In Washington, I think one of the most fascinating intersections of psychology and law occurs in Congress. I work in the Science Public Policy Office of the American Psychological Association (APA), and part of my job is to bring science, and the science of psychology in particular, to bear on the federal legislative process. This can take the form of lobbying Members of Congress directly on substantive issues about which a body of psychological research has something to say, and it can also entail more indirect ways of highlighting the relevance of scientific psychology on Capitol Hill, such as holding briefings and bringing in psychologists to testify before Congressional committees.
There are many pathways into policy jobs as a psychologist, and I probably gravitated towards this world earlier in my career than most. I was an undergraduate psychology major at Smith College, and then worked in the Washington area for four years doing mostly non-profit development and fundraising before heading back to the University of Virginia for a doctorate in clinical psychology. UVA also has a fantastic community psychology program, and my graduate research interests in adolescent development took on a more community-level flavor while I was there. One graduate summer I came up to D.C. to work in APA’s Public Policy Office on a sexual education research project related to federal funding, and I was bitten by the policy bug all over again.

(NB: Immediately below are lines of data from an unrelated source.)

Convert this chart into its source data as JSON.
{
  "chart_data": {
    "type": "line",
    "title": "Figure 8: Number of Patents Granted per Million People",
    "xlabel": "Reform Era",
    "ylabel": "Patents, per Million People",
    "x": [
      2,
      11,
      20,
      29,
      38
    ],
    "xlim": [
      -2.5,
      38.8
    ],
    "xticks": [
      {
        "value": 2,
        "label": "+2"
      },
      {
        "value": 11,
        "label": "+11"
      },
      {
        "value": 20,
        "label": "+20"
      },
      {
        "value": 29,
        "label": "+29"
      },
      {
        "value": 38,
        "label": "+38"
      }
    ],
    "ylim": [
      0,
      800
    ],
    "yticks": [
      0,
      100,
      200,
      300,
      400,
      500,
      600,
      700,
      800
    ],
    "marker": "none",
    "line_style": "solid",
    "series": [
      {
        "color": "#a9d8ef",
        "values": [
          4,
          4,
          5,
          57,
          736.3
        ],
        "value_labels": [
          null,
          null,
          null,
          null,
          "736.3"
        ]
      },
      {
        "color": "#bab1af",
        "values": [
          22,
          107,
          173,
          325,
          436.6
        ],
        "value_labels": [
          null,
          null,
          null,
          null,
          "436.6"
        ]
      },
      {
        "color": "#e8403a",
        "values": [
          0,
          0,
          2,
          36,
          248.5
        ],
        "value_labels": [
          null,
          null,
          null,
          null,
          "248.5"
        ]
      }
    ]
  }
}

After the PhD and a clinical internship year at Children’s Hospital here in D.C., I knew I didn’t want full-time academia or clinical work, but something more policy related and ideally, flexible enough to allow me time at home with our young kids. This job is a perfect fit in terms of that flexibility (I work three days a week), but also in terms of combining my scientific and political interests and, frankly, in accommodating my short attention span! The pace of the research process didn’t suit me, while clinical work was rewarding but also incredibly draining and stressful. I find the fast-paced, often hectic world of science lobbying and Capitol Hill exciting, intellectually challenging, and yet not at all stressful. Projects have quick turnarounds and the topical variety is highly stimulating – one day I might be trying to convince a Hill staffer of the importance of basic research at the National Science Foundation, and the next I might be translating applied human factors research on perception into a briefing sheet for a Senator interested in night vision goggles.
The best preparation for this kind of work (other than really good writing and public speaking skills and a hefty dose of extroversion) are: a) a passion for “big” science and its place in the larger world – if you prefer discussion sections to methods sections, this might be for you! b) experience in translating research for a lay audience, which you can practice with your own work; c) graduate training and/or practical experience in community psychology, public policy, law, and political science; d) experience in local, state and federal advocacy, which you can seek at any point in your career, especially through professional associations like APA.